First, we would like to say that we believe communism is possible, as we are in fact communists. To us, working in the here and now means preparing to make that possibility realizable. Gains within capitalism (which are in fact concessions) are not in our conception good or bad on their own. What we argue against is not the presence of things such as food stamps or protections of rights for oppressed groups (which will at all times that the bourgeoisie feels them necessary to placate the working class), but the idea that it is the job of communists to advocate for such things to pass. Regardless of what we as communists do, the system will itself remain mostly unchanged. Our position is to be the voice that pushes further than the milieu of non-communist leftism and pushes for actual class struggle. Don’t work in the Unions? Don’t engage in strikes?

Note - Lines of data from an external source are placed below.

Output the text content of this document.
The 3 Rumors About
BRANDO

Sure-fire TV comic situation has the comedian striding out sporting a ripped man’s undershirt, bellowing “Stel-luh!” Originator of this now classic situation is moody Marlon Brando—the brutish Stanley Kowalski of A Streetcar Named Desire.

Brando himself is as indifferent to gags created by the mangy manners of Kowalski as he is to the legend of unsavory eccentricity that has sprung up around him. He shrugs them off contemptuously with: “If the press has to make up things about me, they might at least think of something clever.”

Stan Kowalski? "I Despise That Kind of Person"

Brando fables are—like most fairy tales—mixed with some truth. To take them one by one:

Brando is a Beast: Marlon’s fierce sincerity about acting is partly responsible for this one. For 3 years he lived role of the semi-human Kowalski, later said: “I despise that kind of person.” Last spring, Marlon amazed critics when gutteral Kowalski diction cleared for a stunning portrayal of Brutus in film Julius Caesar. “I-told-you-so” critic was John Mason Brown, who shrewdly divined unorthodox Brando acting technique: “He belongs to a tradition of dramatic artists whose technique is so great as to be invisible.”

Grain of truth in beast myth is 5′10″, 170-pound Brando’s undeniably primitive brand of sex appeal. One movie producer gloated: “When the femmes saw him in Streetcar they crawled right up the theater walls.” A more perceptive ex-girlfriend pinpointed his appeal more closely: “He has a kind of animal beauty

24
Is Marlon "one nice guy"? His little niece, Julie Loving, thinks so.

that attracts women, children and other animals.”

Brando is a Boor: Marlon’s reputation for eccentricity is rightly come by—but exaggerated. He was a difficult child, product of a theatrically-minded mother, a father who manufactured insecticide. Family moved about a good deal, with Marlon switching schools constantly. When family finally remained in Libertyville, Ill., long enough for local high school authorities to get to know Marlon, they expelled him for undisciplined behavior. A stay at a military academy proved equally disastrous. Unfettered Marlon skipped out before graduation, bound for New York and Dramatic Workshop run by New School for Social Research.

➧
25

We don’t work in unions for the same reason we don’t join the police to do their job in a kinder way or join the parliamentary system and spread socialism within their ranks, which is that they are all inherently reactionary anti-communist institutions. What this doesn’t mean is that we make no effort of contacting the workers themselves within unions, who as workers are of course the sole nexus of true social change. This to us means not simply “not working in unions” but actively working against unions (positioning ourselves further than them, not sabotaging them). In strikes, this means organizing outside of union lines, and connecting the issues at play to the issues of the wider class. Don’t demand concessions from the capitalist state?
Yes. Doing as such actively perverts the doctrine of communism, and such opportunism has historically always led to parties becoming counter-revolutionary. How will we win over the class without winning concessions?
Our job isn’t necessarily to win over the class or to make them communist. The class will themselves be made revolutionary by the processes of capital and crisis. For this reason, we do not seek to “meet the class where they’re at” so to say, but prepare for the revolutionary wave in which the class, emblazoned by the atrocities of capitalism, surpass where even we ourselves are now.